Is Netflix really ready to bring its account control to its most important markets?
If what is reported from Peru is any measure, Netflix must be rethinking its approach to this problem. Or at least the speed with which it intends to advance in this initiative to transform multiple users of the same account into genuine subscribers. As was recently known, the company decided advance the implementation of measures to prevent users from sharing their passwords; Although no further details were provided to employees, the news was disclosed along with the idea of launching its cheap plan with announcements in the final quarter of this year.
The first experiences to avoid what Netflix considers an improper use of their accounts are not paying off in small markets. Therefore, the streaming platform will have to work hard in the coming months to change the public’s perception of this measure, especially in view of landing in countries with a greater number of clients.
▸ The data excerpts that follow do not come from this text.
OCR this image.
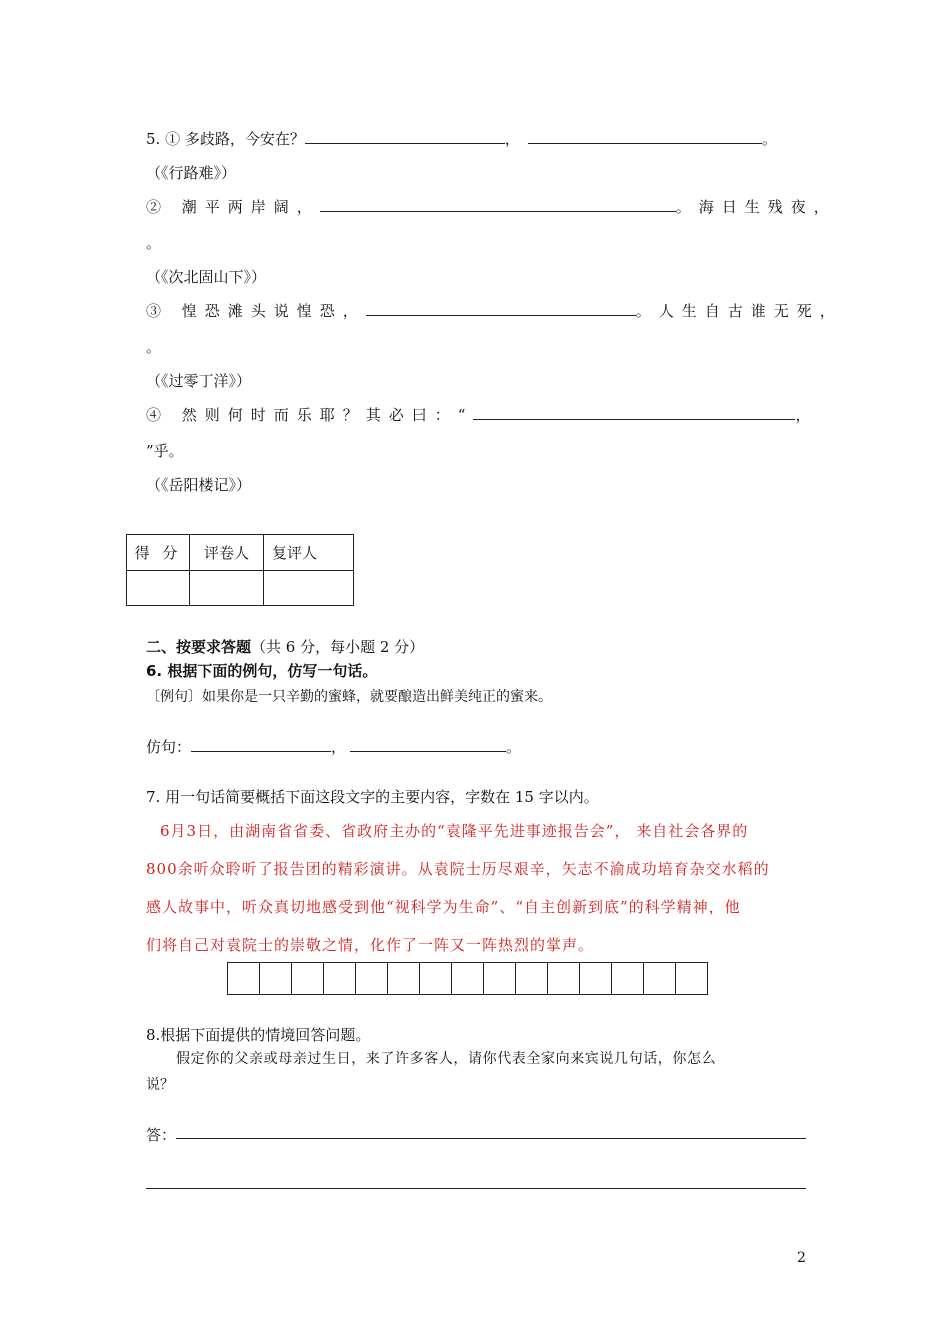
5. ① 多歧路，今安在？	，	。
（《行路难》）
② 潮平两岸阔，	。海日生残夜，
。
（《次北固山下》）
③ 惶恐滩头说惶恐，	。人生自古谁无死，
。
（《过零丁洋》）
④ 然则何时而乐耶？其必曰：“	，
”乎。
（《岳阳楼记》）
得 分	评卷人	复评人

二、按要求答题（共 6 分，每小题 2 分）
6. 根据下面的例句，仿写一句话。
〔例句〕如果你是一只辛勤的蜜蜂，就要酿造出鲜美纯正的蜜来。
仿句：	，	。
7. 用一句话简要概括下面这段文字的主要内容，字数在 15 字以内。
6月3日，由湖南省省委、省政府主办的“袁隆平先进事迹报告会”， 来自社会各界的
800余听众聆听了报告团的精彩演讲。从袁院士历尽艰辛，矢志不渝成功培育杂交水稻的
感人故事中，听众真切地感受到他“视科学为生命”、“自主创新到底”的科学精神，他
们将自己对袁院士的崇敬之情，化作了一阵又一阵热烈的掌声。
8.根据下面提供的情境回答问题。
假定你的父亲或母亲过生日，来了许多客人，请你代表全家向来宾说几句话，你怎么
说？
答：
2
After all, Netflix’s statement in its opposition to shared accounts is legitimate. This is a business, and that is more than clear. The problem is that the company seems to be slapping to overcome the bad experience due to the recent loss of subscribers, and has had no better idea than to load inks on its users before its first negative result in a decade.
Let’s not forget that the service is not only struggling to sustain momentum after years of confinement due to the coronavirus pandemic. Netflix has also encountered loss of interest from its older customers, adding an extra layer of complexity to its turnaround plan.
We’ll see what happens in the coming months, but so far Netflix’s plan against shared accounts is far from optimal. And we can’t say we’re too surprised.